Em outros depoimentos, moradores relataram que tiveram suas casas invadidas e revistadas por agentes de forma violenta, que tiveram seus alimentos jogados fora por eles, que os mesmos pegaram seu dinheiro, que os xingaram e desrespeitam com frequência, que apanharam na frente de seus filhos e alguns com eles no colo.

"Pegam dinheiro para deixar o baile rolar"

Os encarregados de colher as denúncias também apuraram junto a moradores casos de supostas extorsões:

“Pra que isso? Qual o motivo deles virem na sexta e pegar o dinheiro para deixar o baile rola e no sábado chegar atirando? Só pode ser troca de plantão. Num é possível que sejam os mesmos policiais. Se for deve ser falta de comunicação entre eles”.

Incitação à facção rival

Os moradores de uma determinada comunidade relataram que foram vistas pixações de outras facções criminosas em pontos de difícil acesso do local. Eles disseram, acreditam se tratar dos policiais que estimulam rivalidades e trazem outros grupos armados para o território para disputar e negociar poder.

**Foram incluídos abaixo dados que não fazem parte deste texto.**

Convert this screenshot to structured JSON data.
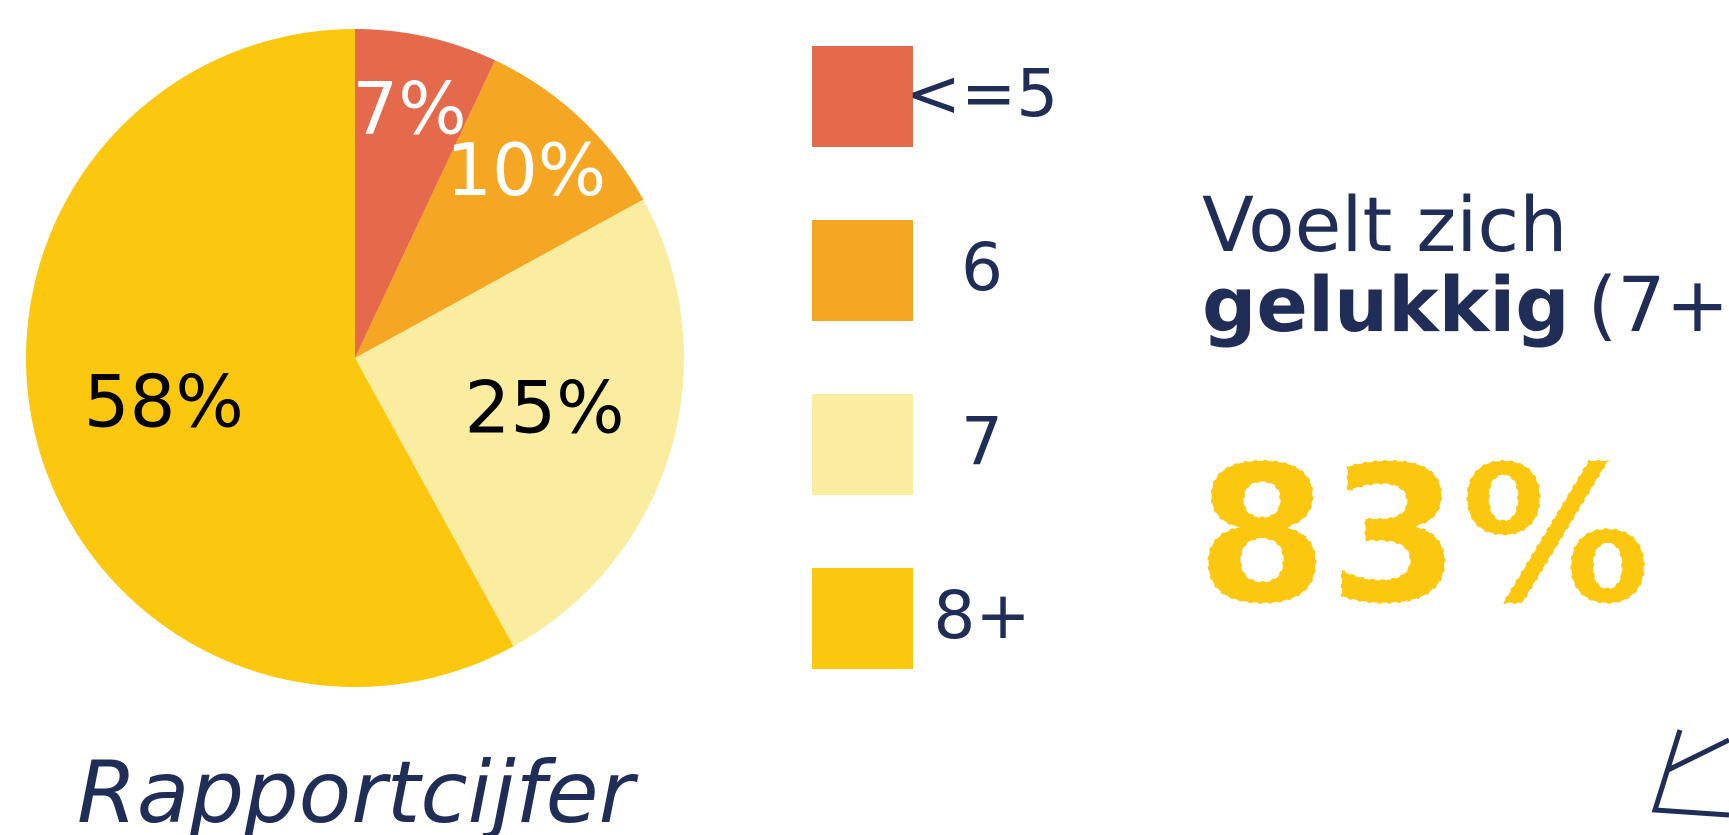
{
  "chart_data": {
    "type": "pie",
    "title": "Rapportcijfer",
    "categories": [
      "<=5",
      "6",
      "7",
      "8+"
    ],
    "values": [
      7,
      10,
      25,
      58
    ],
    "value_labels": [
      "7%",
      "10%",
      "25%",
      "58%"
    ],
    "colors": [
      "#E5694B",
      "#F5A623",
      "#FAEDA0",
      "#FCC70F"
    ],
    "annotations": [
      "Voelt zich",
      "gelukkig",
      "(7+)",
      "83%"
    ]
  }
}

Algumas pessoas teriam dito, segundo o relatório, que agentes obrigavam alguns moradores a jurar lealdade à facção rival a do território enquanto filmavam.

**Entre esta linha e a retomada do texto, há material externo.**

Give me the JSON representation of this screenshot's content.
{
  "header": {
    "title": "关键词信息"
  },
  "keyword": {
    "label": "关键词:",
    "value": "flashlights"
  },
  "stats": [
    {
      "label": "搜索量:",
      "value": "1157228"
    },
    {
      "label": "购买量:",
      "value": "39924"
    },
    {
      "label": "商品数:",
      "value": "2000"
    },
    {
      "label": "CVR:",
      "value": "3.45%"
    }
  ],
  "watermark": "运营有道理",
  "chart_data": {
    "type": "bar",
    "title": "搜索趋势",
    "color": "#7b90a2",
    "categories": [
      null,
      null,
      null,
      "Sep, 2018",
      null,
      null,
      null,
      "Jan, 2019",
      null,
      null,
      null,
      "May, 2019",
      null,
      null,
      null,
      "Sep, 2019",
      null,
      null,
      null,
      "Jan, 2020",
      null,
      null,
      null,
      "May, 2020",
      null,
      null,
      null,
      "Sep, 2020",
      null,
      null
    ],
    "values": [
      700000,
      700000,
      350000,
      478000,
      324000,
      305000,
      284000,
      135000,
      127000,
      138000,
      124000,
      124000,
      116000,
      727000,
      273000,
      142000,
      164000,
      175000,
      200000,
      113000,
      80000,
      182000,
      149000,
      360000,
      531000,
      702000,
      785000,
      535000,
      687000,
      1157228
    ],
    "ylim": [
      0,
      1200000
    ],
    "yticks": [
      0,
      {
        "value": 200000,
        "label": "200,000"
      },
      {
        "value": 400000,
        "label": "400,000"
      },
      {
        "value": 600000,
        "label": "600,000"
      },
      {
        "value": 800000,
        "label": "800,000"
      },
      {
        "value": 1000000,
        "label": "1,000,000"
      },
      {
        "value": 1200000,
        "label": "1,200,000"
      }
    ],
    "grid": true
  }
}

Suspensão de serviços públicos

Alguns relatos informaram que, sob a justificativa de que se trata de uma área de risco, quando há óbito de moradores os bombeiros não retiram os corpos. A mesma justificativa impede o acesso a autorização para realização de atividades recreativas como eventos comunitários, bailes e festas.

“Estava tendo vacinação no posto e eles suspenderam. Mandaram fechar o posto.”, diz outro depoimento..

Procurado pelo Portal Eu Rio, o Gabinete de Intervenção Federal informou que todas as operações e ações realizadas visando combater a criminalidade são feitas dentro da legalidade objetivando proteger cidadãos e respeitar seus direitos. Questionado se as denúncias seriam investigadas, o órgão não deu retorno.

A reportagem também procurou a PM e o Comando Militar do Leste e nenhum deles respondeu.

Também contactado, o Ministério Público Militar informou que, até o momento, não recebeu comunicação da Defensoria Pública Estadual relatando a violação de direitos humanos, por parte  dos integrantes das Forças Armadas, em comunidades do Rio de Janeiro durante a intervenção federal. Os procedimentos instaurados pelo MPM desde o início da intervenção não tratam de crimes dessa natureza.